Brugmansia are delightful plants to grow in a garden. Known for their fragrant and unusual flowers, most species of Brugmansia grow quite easily and quickly both as garden as well as container plants.
Brugmansia is closely related to Datura and comes from subtropical regions of the Americas. These plants (usually small trees or bushes) requite warm climate, bright sunlight and protection from winter frost. So if you are trying to grow Brugmansia in a colder climate, the best option is to grow them as indoor container plants. Most species of Brugmansia grow as evergreen perennials and bear large bell or trumpet-shaped flowers that are fragrant at night. Flowers are pendulous and quite large in size (14 to 50 cm long, and 10 to 25 cm across), that is why, the plant is also known as Angel’s Trumpet – bearing large, colorful, and fragrant ‘trumpets’ suitable just for heavenly angels. Flowers are usually white, pink, yellow or orange. The fragrance of Brugmansia flowers is reminiscent delicate lemony scent. A Brugmansia plant in full bloom is a real treat to watch and smell, however, all parts of the plant are poisonous. If you have pets, keep them away from your Brugmansia plants.
If you have not grown Brugmansia before, try Brugmansia x Candida which is a common cultivar and is easily available at nurseries as Datura Cornigera.
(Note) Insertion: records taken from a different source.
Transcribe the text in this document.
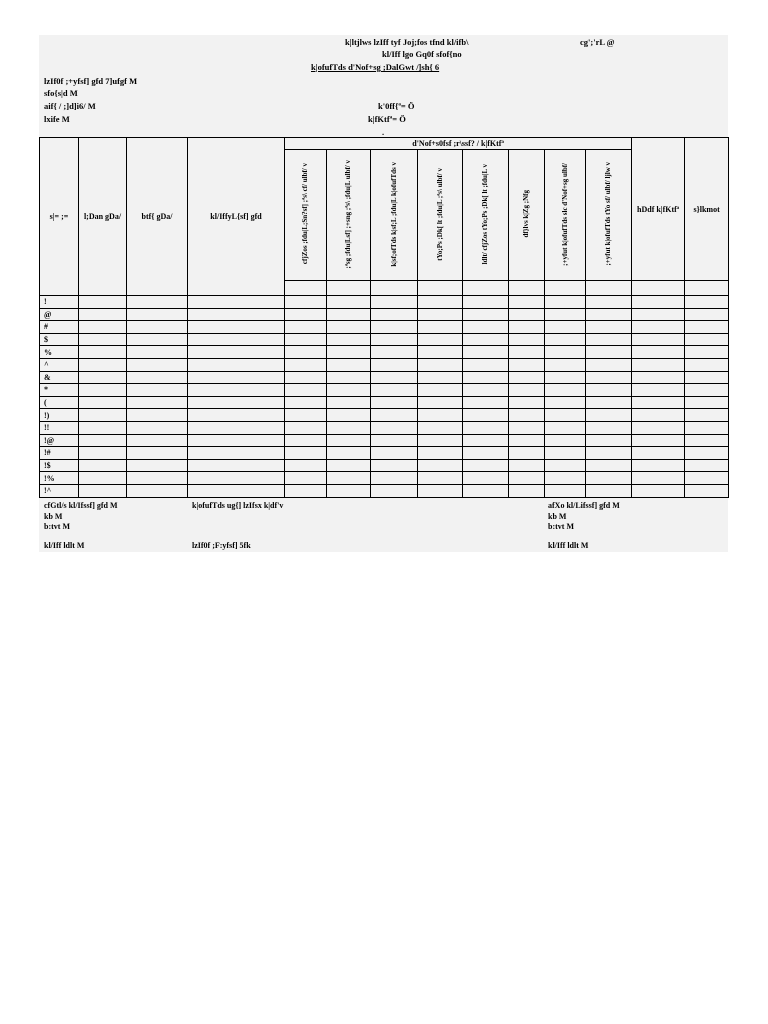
k|ltjlws lzIff tyf Joj;fos tfnd kl/ifb\	cg';'rL @
kl/Iff lgo Gq0f sfof{no
k|ofufTds d'Nof+sg ;DalGwt /]sh{ 6
lzIf0f ;+yfsf] gfd 7]ufgf M
sfo{s|d M
aif{ / ;]d]i6/ M
lxife M
k'0ff{ª= Ö
k|fKtfª= Ö
.
s|= ;=	l;Dan gDa/	btf{ gDa/	kl/IffyL{sf] gfd	d'Nof+s0fsf ;r\ssf? / k|fKtfª								hDdf k|fKtfª	s}lkmot
				cfjZos ;fdu|L;Sn?sf] ;ªs\ cf/ ulbf/ v	;ªsg ;fdu|Lsf] ;+sng ;ªs\ ;fdu|L ulbf/ v	k|sf;ofTds k|sf;L ;fdu|L k|ofufTds v	tYo;Ps ;Dk[ lt ;fdu|L ;ªs\ ulbf/ v	ldlt/ cfjZos tYo;Ps ;Dk[ lt ;fdu|L v	df}lvs k|Zg ;Nfg	;+yfut k|ofufTds slc d'Nof+sg ulbf/	;+yfut k|ofufTds tYo sf/ ulbf/ ljlw v		

!													
@													
#													
$													
%													
^													
&													
*													
(													
!)													
!!													
!@													
!#													
!$													
!%													
!^													
cfGtl/s kl/Ifssf] gfd M
kb M
b:tvt M
kl/Iff ldlt M
k|ofufTds ug{] lzIfsx k|df'v
lzIf0f ;F:yfsf] 5fk
afXo kl/Lifssf] gfd M
kb M
b:tvt M
kl/Iff ldlt M
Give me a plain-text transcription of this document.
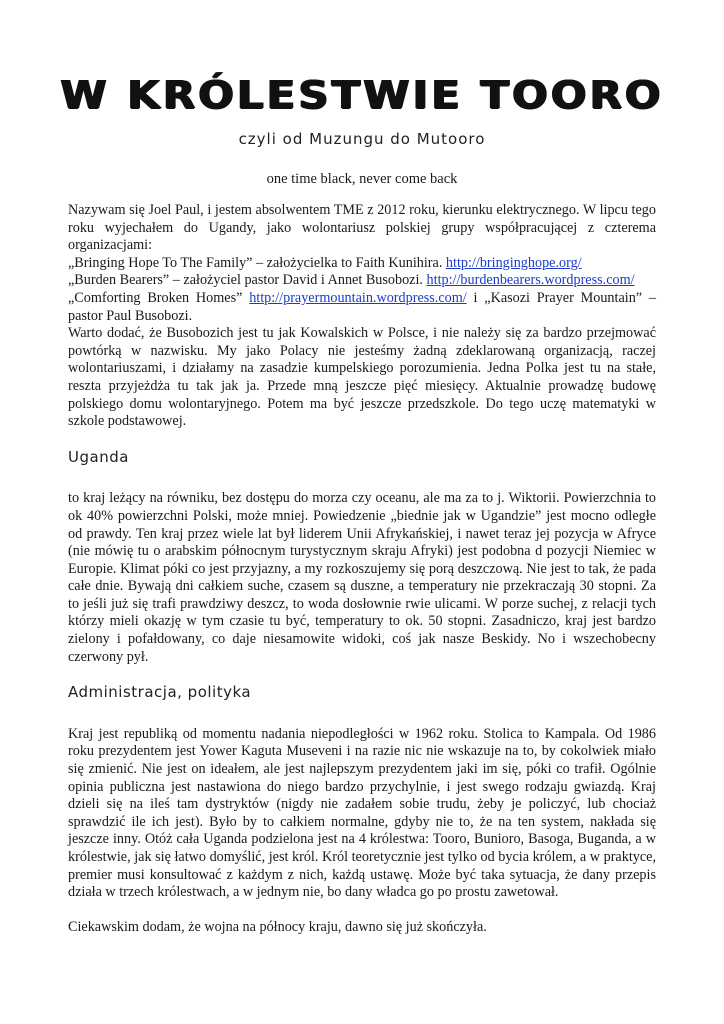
W KRÓLESTWIE TOORO
czyli od Muzungu do Mutooro
one time black, never come back

Nazywam się Joel Paul, i jestem absolwentem TME z 2012 roku, kierunku elektrycznego. W lipcu tego roku wyjechałem do Ugandy, jako wolontariusz polskiej grupy współpracującej z czterema organizacjami:

„Bringing Hope To The Family” – założycielka to Faith Kunihira. http://bringinghope.org/
„Burden Bearers” – założyciel pastor David i Annet Busobozi. http://burdenbearers.wordpress.com/
„Comforting Broken Homes” http://prayermountain.wordpress.com/ i „Kasozi Prayer Mountain” – pastor Paul Busobozi.

Warto dodać, że Busobozich jest tu jak Kowalskich w Polsce, i nie należy się za bardzo przejmować powtórką w nazwisku. My jako Polacy nie jesteśmy żadną zdeklarowaną organizacją, raczej wolontariuszami, i działamy na zasadzie kumpelskiego porozumienia. Jedna Polka jest tu na stałe, reszta przyjeżdża tu tak jak ja. Przede mną jeszcze pięć miesięcy. Aktualnie prowadzę budowę polskiego domu wolontaryjnego. Potem ma być jeszcze przedszkole. Do tego uczę matematyki w szkole podstawowej.

Uganda

to kraj leżący na równiku, bez dostępu do morza czy oceanu, ale ma za to j. Wiktorii. Powierzchnia to ok 40% powierzchni Polski, może mniej. Powiedzenie „biednie jak w Ugandzie” jest mocno odległe od prawdy. Ten kraj przez wiele lat był liderem Unii Afrykańskiej, i nawet teraz jej pozycja w Afryce (nie mówię tu o arabskim północnym turystycznym skraju Afryki) jest podobna d pozycji Niemiec w Europie. Klimat póki co jest przyjazny, a my rozkoszujemy się porą deszczową. Nie jest to tak, że pada całe dnie. Bywają dni całkiem suche, czasem są duszne, a temperatury nie przekraczają 30 stopni. Za to jeśli już się trafi prawdziwy deszcz, to woda dosłownie rwie ulicami. W porze suchej, z relacji tych którzy mieli okazję w tym czasie tu być, temperatury to ok. 50 stopni. Zasadniczo, kraj jest bardzo zielony i pofałdowany, co daje niesamowite widoki, coś jak nasze Beskidy. No i wszechobecny czerwony pył.

Administracja, polityka

Kraj jest republiką od momentu nadania niepodległości w 1962 roku. Stolica to Kampala. Od 1986 roku prezydentem jest Yower Kaguta Museveni i na razie nic nie wskazuje na to, by cokolwiek miało się zmienić. Nie jest on ideałem, ale jest najlepszym prezydentem jaki im się, póki co trafił. Ogólnie opinia publiczna jest nastawiona do niego bardzo przychylnie, i jest swego rodzaju gwiazdą. Kraj dzieli się na ileś tam dystryktów (nigdy nie zadałem sobie trudu, żeby je policzyć, lub chociaż sprawdzić ile ich jest). Było by to całkiem normalne, gdyby nie to, że na ten system, nakłada się jeszcze inny. Otóż cała Uganda podzielona jest na 4 królestwa: Tooro, Bunioro, Basoga, Buganda, a w królestwie, jak się łatwo domyślić, jest król. Król teoretycznie jest tylko od bycia królem, a w praktyce, premier musi konsultować z każdym z nich, każdą ustawę. Może być taka sytuacja, że dany przepis działa w trzech królestwach, a w jednym nie, bo dany władca go po prostu zawetował.

Ciekawskim dodam, że wojna na północy kraju, dawno się już skończyła.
It grows as a small tree (3 to 6 meters in height) and long pendant flowers of white or cream color. The flowers are strongly scented especially at night.
How to Grow Brugmansia
Brugmansia requires regular watering, warmer climate and mulched soil. They can be grown in full sun as well as under partial shade. If you are growing them indoors, make sure they get a good exposure to sunlight. Plants grown outdoors may tend to wilt or pale under harsh climate, move them to partial shade and they should be back to normal again. Brugmansia usually does not bloom unless it is mature; however, you do not need to wait for long for these plants to flowers because they are quite fast grower especially in warmer climates.